Das haben die politischen Götter natürlich nicht so gerne, wenn sie in irrende Menschen verwandelt werden. Je narzisstischer sich ein Politiker als Majestät mit quasi-göttlicher Berufung ansieht, desto übler wird er jeden Witz als Beleidigung oder sogar als Straftatbestand und Verbrechen hochjazzen. Aufgeplusterte Polit-Götter verstehen keinen Spaß. Das haben sie mit dem Regenwurm gemeinsam. Sie verstehen nichts von der hohen Kunst, aus Spott oder auch aus Beleidigungen eine produktive Haltung zu generieren.

In all seinen wichtigen Funktionen weiß der Humor: Ich kann niemals allen gefallen. Selbst Jesus konnte nicht allen seinen Freunden gefallen.
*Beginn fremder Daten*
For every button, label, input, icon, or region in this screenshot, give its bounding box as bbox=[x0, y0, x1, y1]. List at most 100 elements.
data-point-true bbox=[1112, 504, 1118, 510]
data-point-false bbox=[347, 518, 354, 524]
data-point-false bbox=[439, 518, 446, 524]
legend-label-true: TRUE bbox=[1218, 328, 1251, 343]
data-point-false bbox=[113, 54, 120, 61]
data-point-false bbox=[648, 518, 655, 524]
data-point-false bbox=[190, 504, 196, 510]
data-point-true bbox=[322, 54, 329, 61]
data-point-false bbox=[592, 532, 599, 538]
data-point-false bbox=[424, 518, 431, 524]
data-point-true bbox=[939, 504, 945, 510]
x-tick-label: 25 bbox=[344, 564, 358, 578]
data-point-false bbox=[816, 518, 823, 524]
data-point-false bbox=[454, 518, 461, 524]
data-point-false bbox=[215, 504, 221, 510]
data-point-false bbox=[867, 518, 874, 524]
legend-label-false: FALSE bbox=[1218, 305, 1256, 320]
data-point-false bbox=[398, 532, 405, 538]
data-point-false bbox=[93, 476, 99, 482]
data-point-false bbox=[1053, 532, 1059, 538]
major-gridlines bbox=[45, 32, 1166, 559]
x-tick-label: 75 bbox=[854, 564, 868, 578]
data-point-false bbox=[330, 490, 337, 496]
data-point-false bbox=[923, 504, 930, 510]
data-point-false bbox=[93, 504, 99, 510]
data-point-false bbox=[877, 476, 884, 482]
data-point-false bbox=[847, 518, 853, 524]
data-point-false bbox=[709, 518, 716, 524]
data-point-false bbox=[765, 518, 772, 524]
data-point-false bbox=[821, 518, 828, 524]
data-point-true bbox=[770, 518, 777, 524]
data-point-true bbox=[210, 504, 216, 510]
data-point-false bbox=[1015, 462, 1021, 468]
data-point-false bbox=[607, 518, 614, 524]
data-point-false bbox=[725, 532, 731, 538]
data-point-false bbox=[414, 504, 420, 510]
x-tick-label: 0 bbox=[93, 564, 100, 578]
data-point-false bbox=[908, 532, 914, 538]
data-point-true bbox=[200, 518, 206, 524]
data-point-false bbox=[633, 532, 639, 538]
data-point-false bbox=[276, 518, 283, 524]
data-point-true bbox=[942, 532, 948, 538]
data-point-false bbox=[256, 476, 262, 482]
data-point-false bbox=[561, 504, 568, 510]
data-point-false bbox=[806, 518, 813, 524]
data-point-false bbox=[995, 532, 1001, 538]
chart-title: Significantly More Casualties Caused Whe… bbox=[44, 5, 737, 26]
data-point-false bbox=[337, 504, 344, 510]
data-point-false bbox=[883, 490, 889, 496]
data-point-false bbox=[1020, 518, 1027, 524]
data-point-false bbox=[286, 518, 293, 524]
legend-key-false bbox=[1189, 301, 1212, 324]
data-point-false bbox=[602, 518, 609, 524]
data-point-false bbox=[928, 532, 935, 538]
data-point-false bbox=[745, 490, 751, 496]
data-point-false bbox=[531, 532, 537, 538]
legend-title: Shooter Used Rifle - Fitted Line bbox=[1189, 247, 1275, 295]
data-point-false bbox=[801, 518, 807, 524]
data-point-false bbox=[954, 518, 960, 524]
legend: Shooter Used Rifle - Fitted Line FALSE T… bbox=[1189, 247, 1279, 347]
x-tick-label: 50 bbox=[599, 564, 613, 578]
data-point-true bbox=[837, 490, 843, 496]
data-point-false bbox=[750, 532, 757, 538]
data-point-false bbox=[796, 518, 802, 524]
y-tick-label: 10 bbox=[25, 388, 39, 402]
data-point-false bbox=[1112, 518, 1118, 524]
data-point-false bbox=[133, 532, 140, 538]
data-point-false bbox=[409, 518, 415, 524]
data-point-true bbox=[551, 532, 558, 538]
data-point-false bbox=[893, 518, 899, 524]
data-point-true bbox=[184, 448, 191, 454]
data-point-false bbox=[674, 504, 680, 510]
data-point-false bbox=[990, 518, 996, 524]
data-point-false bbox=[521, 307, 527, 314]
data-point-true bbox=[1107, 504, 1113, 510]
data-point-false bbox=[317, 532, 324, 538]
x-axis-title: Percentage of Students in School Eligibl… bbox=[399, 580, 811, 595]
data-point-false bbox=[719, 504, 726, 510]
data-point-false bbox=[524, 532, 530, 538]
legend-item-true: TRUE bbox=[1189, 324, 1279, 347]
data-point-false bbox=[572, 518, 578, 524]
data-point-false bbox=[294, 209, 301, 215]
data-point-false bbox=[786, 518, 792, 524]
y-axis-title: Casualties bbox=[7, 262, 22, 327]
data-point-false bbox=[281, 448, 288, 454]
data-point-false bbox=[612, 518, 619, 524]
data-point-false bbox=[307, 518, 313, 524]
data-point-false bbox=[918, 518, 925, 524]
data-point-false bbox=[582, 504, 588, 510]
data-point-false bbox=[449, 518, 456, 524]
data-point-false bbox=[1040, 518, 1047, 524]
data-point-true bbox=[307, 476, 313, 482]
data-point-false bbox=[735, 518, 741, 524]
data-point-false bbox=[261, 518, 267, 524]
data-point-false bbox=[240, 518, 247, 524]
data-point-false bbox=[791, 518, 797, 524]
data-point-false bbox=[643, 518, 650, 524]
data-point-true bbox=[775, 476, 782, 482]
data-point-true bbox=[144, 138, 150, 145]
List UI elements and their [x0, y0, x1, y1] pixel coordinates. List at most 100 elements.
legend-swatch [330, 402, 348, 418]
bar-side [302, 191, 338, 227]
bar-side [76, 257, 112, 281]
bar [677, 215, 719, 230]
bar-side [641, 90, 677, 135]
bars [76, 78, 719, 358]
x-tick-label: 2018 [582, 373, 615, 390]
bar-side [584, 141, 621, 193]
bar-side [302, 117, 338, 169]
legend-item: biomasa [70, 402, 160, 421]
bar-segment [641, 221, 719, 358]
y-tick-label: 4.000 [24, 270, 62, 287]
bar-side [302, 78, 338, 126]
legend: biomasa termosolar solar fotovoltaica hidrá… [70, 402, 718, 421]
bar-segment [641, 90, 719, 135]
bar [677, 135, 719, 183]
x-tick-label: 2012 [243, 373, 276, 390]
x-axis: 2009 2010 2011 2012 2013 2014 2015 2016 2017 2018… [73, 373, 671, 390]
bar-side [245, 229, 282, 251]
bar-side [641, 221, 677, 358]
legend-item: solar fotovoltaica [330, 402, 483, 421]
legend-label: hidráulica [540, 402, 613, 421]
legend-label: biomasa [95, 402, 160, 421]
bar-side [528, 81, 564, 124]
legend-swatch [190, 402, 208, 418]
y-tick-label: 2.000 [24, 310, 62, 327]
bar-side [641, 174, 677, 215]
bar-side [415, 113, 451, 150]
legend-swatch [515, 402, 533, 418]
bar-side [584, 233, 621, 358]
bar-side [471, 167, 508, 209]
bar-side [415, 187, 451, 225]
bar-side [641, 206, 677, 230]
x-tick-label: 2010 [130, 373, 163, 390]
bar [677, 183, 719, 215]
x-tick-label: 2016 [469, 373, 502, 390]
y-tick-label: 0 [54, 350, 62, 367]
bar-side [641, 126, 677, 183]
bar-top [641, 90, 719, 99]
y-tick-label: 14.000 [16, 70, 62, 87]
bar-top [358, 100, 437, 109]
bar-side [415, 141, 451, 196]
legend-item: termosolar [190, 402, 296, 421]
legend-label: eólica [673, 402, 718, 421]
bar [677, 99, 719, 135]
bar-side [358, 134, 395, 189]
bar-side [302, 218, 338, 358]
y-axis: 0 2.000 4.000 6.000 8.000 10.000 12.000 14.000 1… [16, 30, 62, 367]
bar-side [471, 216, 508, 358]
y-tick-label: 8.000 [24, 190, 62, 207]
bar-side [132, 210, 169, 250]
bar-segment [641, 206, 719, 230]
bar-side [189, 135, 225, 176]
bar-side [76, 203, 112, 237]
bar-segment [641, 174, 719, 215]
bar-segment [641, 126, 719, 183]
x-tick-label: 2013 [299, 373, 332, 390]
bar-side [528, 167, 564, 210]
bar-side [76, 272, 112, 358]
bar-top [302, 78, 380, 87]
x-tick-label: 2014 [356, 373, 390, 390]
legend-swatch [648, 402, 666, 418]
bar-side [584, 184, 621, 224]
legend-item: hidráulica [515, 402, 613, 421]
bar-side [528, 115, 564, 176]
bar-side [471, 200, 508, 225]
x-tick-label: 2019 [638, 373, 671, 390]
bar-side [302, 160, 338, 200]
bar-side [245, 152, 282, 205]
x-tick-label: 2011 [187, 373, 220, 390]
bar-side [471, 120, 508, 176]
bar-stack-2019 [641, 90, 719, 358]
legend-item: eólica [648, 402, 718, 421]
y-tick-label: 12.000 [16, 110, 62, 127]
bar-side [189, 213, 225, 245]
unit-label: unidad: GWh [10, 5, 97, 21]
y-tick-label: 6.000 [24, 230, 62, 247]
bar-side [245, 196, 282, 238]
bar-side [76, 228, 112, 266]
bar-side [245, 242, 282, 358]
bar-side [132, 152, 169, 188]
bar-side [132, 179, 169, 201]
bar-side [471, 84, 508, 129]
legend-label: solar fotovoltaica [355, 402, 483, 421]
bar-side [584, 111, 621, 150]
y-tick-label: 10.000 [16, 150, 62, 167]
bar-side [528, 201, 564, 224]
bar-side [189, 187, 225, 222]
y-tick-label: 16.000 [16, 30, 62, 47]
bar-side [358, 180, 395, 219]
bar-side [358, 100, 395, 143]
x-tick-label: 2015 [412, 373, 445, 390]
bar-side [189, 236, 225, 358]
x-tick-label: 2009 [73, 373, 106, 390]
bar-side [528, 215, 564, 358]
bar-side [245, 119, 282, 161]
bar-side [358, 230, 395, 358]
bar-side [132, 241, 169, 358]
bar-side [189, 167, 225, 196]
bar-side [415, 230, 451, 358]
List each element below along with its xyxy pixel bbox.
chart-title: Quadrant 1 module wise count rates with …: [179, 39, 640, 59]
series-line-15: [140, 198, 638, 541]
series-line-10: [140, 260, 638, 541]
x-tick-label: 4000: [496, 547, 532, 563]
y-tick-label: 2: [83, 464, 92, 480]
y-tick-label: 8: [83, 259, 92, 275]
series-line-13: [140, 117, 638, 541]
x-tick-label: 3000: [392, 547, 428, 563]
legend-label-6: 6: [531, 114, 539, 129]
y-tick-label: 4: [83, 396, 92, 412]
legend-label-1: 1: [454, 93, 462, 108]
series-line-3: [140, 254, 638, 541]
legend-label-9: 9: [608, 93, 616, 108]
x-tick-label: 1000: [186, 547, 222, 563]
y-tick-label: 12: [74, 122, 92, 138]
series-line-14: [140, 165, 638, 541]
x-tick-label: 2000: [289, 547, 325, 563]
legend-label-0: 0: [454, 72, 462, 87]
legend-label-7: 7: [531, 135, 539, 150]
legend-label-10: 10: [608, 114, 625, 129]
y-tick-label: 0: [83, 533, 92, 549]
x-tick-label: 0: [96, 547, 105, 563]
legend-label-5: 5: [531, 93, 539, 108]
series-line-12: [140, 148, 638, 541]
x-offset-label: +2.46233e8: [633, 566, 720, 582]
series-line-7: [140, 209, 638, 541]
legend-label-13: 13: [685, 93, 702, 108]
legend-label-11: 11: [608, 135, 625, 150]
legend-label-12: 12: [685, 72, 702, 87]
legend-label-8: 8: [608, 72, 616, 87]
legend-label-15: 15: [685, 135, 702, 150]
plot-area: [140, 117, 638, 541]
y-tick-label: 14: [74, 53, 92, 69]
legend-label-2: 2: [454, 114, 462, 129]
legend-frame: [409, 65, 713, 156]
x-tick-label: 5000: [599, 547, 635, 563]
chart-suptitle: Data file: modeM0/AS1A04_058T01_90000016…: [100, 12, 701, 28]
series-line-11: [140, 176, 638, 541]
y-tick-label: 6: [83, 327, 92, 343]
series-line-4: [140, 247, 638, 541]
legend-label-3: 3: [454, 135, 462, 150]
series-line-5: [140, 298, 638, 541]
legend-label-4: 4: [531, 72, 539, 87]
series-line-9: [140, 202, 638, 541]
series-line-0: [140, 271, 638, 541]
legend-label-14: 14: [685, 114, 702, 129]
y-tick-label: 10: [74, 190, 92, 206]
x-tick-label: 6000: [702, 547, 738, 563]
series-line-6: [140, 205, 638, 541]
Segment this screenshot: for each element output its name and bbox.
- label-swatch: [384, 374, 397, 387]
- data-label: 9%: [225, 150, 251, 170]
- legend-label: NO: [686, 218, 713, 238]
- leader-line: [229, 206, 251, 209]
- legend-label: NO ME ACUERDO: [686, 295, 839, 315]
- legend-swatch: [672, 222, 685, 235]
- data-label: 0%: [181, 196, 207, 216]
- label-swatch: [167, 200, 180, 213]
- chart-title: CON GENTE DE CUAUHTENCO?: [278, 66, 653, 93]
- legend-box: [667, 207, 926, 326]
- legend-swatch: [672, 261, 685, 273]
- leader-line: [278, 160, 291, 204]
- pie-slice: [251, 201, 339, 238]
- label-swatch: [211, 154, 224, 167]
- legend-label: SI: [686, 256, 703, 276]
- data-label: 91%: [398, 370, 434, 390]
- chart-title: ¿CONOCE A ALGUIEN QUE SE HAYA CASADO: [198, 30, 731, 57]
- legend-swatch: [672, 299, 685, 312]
Von seinen 12 Jüngern hat er einen als Judas verloren. Auch der eigene Humor wird nie allen gefallen. Immer wird mindestens eine Spaßbremse mit tiefer Empörung das trinitarische Glaubensbekenntnis der Humorlosigkeit aufsagen: „Darüber macht man keine Witze. Das geht gar nicht. Das geht zu weit.“ Wenn die fromme Helene oder der gutmenschliche Robert mit erhobenem Zeigefinger den Humor tierisch ernst nehmen, hört der Spaß auf. Im schlimmsten Fall hat dann nur noch der Rechtsanwalt Spaß. Es ist schlimm, in einer Gemeinschaft leben zu müssen, in der der Humor unterdrückt wird, obwohl man gerade in einer solchen Gemeinschaft den Humor braucht, um menschlich überleben zu können.

Im neuen Jahr möchte ich meine Humorfähigkeit trainieren. Ein gutes Fundament dafür habe ich: Ich bin ein Zweckpessimist, der gerne vom Schlimmsten ausgeht, um dann bereits glücklich zu sein, wenn es ein bisschen besser kommt. Auch mein freiheitsschenkender Glaube hilft mir: „Arm sein oder reich sein, ernst sein oder humorvoll sein – nichts ist mir unmöglich. Ich vermag alles durch den, der mich stark macht, Christus“ (nach Philipper 4,13).

Auf diesem Fundament lässt sich aufbauen und Humor trainieren.

Der Begriff „Humor“ hängt mit „Humus“ zusammen. Humor ist ein guter Nährboden zum Leben. Diesen Nährboden will ich pflügen oder eggen, damit die Saat mehr Früchte bringt.

In diesem Sinne: Ihnen allen ein gutes neues Ja (zum Humor)!